If you have already deployed Prometheus, you need to run the following PromQL to verify that Prometheus is correctly collecting the metrics required by CloudPilot AI.


# Usage datas is collected from the kubelet-cadvisor.
rate(container_cpu_usage_seconds_total{
  container!="", container!="POD",
  namespace="kube-system",
  pod=~"coredns.*"
}[5m])

# Request and Limit datas are collected from the kube-state-metrics component.
kube_pod_container_resource_requests{
  resource="cpu",
  container!="",
  namespace="kube-system",
  pod=~"coredns.*"
}

If Prometheus is deployed but not collecting the required metrics, you can contact our technical support team for assistance with the deployment process.

Installation

Once Prometheus and the corresponding data sources are ready, you can begin deploying the Workload Autoscaler component from the Optimization page.

installation

When the CloudPilot AI Agent starts, it automatically detects the Prometheus Endpoint in your cluster. If the Prometheus Endpoint is not automatically populated on the page, you can restart the agent to trigger the detection process.

If you are unsure of your Prometheus endpoint, please reach out to our technical support team for guidance.

By default, after deployment the Workload Autoscaler will automatically calculate recommendations for certain workloads but will not apply updates.
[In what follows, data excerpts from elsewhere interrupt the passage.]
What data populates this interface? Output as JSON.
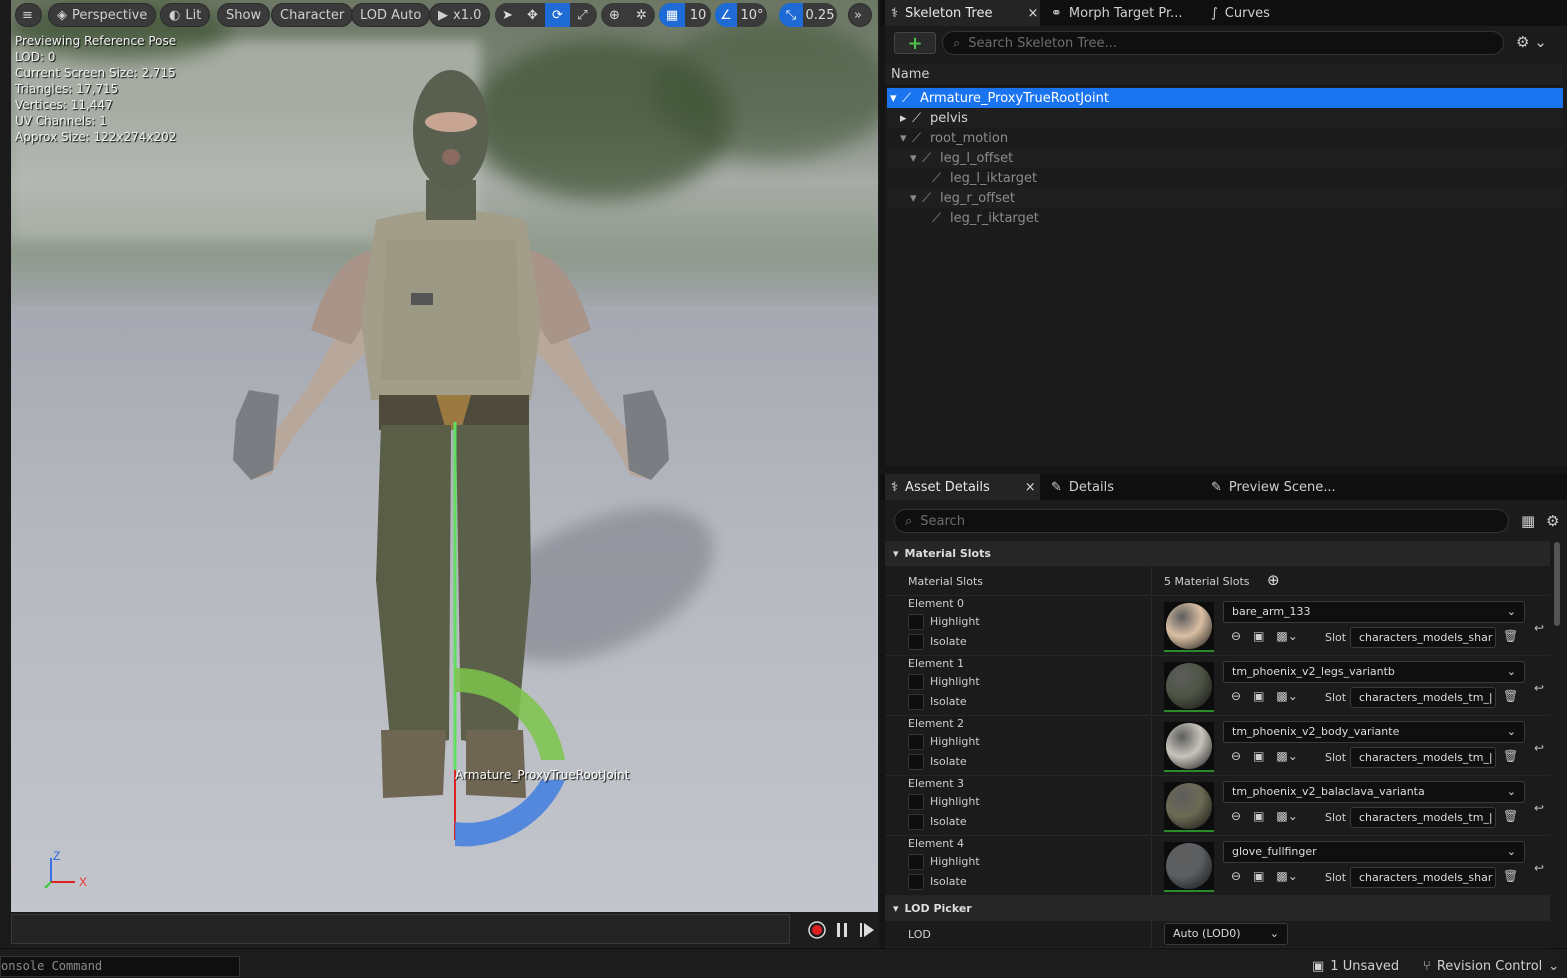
{
  "viewport": {
    "toolbar": {
      "menu_icon": "hamburger-icon",
      "perspective": "Perspective",
      "lit": "Lit",
      "show": "Show",
      "character": "Character",
      "lod": "LOD Auto",
      "play_speed": "x1.0",
      "grid_snap": "10",
      "angle_snap": "10°",
      "scale_snap": "0.25"
    },
    "stats": {
      "line1": "Previewing Reference Pose",
      "line2": "LOD: 0",
      "line3": "Current Screen Size: 2.715",
      "line4": "Triangles: 17,715",
      "line5": "Vertices: 11,447",
      "line6": "UV Channels: 1",
      "line7": "Approx Size: 122x274x202"
    },
    "bone_label": "Armature_ProxyTrueRootJoint",
    "axis": {
      "z": "Z",
      "x": "X"
    }
  },
  "statusbar": {
    "console": "onsole Command",
    "unsaved": "1 Unsaved",
    "revision": "Revision Control"
  },
  "skeleton_panel": {
    "tabs": [
      {
        "label": "Skeleton Tree",
        "active": true
      },
      {
        "label": "Morph Target Pr..."
      },
      {
        "label": "Curves"
      }
    ],
    "close_glyph": "×",
    "search_placeholder": "Search Skeleton Tree...",
    "column_name": "Name",
    "rows": [
      {
        "label": "Armature_ProxyTrueRootJoint",
        "depth": 0,
        "selected": true
      },
      {
        "label": "pelvis",
        "depth": 1
      },
      {
        "label": "root_motion",
        "depth": 1
      },
      {
        "label": "leg_l_offset",
        "depth": 2
      },
      {
        "label": "leg_l_iktarget",
        "depth": 3
      },
      {
        "label": "leg_r_offset",
        "depth": 2
      },
      {
        "label": "leg_r_iktarget",
        "depth": 3
      }
    ]
  },
  "details_panel": {
    "tabs": [
      {
        "label": "Asset Details",
        "active": true
      },
      {
        "label": "Details"
      },
      {
        "label": "Preview Scene..."
      }
    ],
    "search_placeholder": "Search",
    "material_section": "Material Slots",
    "material_slots_label": "Material Slots",
    "material_slots_count": "5 Material Slots",
    "highlight_label": "Highlight",
    "isolate_label": "Isolate",
    "slot_label": "Slot",
    "elements": [
      {
        "name": "Element 0",
        "material": "bare_arm_133",
        "slot": "characters_models_shar",
        "color": "#d9bfa3"
      },
      {
        "name": "Element 1",
        "material": "tm_phoenix_v2_legs_variantb",
        "slot": "characters_models_tm_|",
        "color": "#4e5545"
      },
      {
        "name": "Element 2",
        "material": "tm_phoenix_v2_body_variante",
        "slot": "characters_models_tm_|",
        "color": "#c8c4bc"
      },
      {
        "name": "Element 3",
        "material": "tm_phoenix_v2_balaclava_varianta",
        "slot": "characters_models_tm_|",
        "color": "#6d6a54"
      },
      {
        "name": "Element 4",
        "material": "glove_fullfinger",
        "slot": "characters_models_shar",
        "color": "#5b5f63"
      }
    ],
    "lod_section": "LOD Picker",
    "lod_label": "LOD",
    "lod_value": "Auto (LOD0)"
  }
}
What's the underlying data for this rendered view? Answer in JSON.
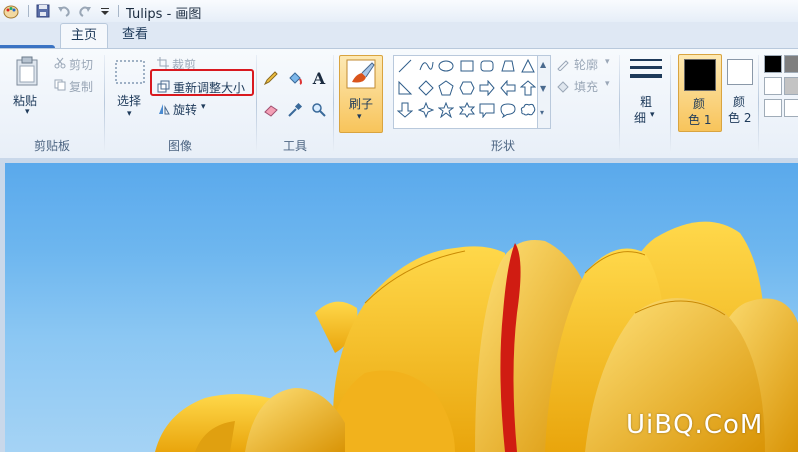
{
  "window": {
    "title": "Tulips - 画图"
  },
  "tabs": [
    {
      "label": "主页"
    },
    {
      "label": "查看"
    }
  ],
  "clipboard": {
    "paste": "粘贴",
    "cut": "剪切",
    "copy": "复制",
    "group": "剪贴板"
  },
  "image": {
    "select": "选择",
    "crop": "裁剪",
    "resize": "重新调整大小",
    "rotate": "旋转",
    "group": "图像"
  },
  "tools": {
    "group": "工具"
  },
  "brush": {
    "label": "刷子"
  },
  "shapes": {
    "outline": "轮廓",
    "fill": "填充",
    "group": "形状"
  },
  "size": {
    "line1": "粗",
    "line2": "细"
  },
  "colors": {
    "color1_a": "颜",
    "color1_b": "色 1",
    "color2_a": "颜",
    "color2_b": "色 2"
  },
  "watermark": "UiBQ.CoM",
  "palette": {
    "accent_yellow": "#f4b81f",
    "petal_red": "#d01c12",
    "sky": "#6db6ef",
    "highlight": "#d9191f"
  }
}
Once the deployment is complete, you can configure a AutoscalingPolicy and RecommendationPolicy to update strategies and adjust workload recommendations.

Upgrade and Uninstall

The Workload Autoscaler component is upgraded together with the CloudPilot AI version—you do not need to upgrade it separately.

Similarly, the Workload Autoscaler component is uninstalled together with the CloudPilot AI. If you need to uninstall the Workload Autoscaler component independently, please contact our technical support team for assistance.

Note: Before uninstalling the Workload Autoscaler, please make sure that all AutoscalingPolicies have been deleted or disabled, and confirm that all Workloads have been restored to their original state.

Configure the Update/Evict Limiter

By default, the Workload Autoscaler enables a Limiter that throttles the number of in-place updates and Pod evictions. This helps prevent large clusters from becoming unstable when many Pods are updated or evicted in a short period.

You can tune the Limiter with the environment variables below. If not set, the defaults apply.

ENV var	Default	What it controls
`LIMITER_QUOTA_PER_WINDOW`	5	Tokens added to the bucket each window.
`LIMITER_BURST`	10	Maximum tokens allowed in the bucket (peak operations within a window).
`LIMITER_WINDOW_SECONDS`	30	Window length in seconds; every window adds `LIMITER_QUOTA_PER_WINDOW` tokens.

Note: For eviction operations, when attempting to evict a single-replica Deployment without PVCs, we perform a rolling update to avoid service interruption during the update.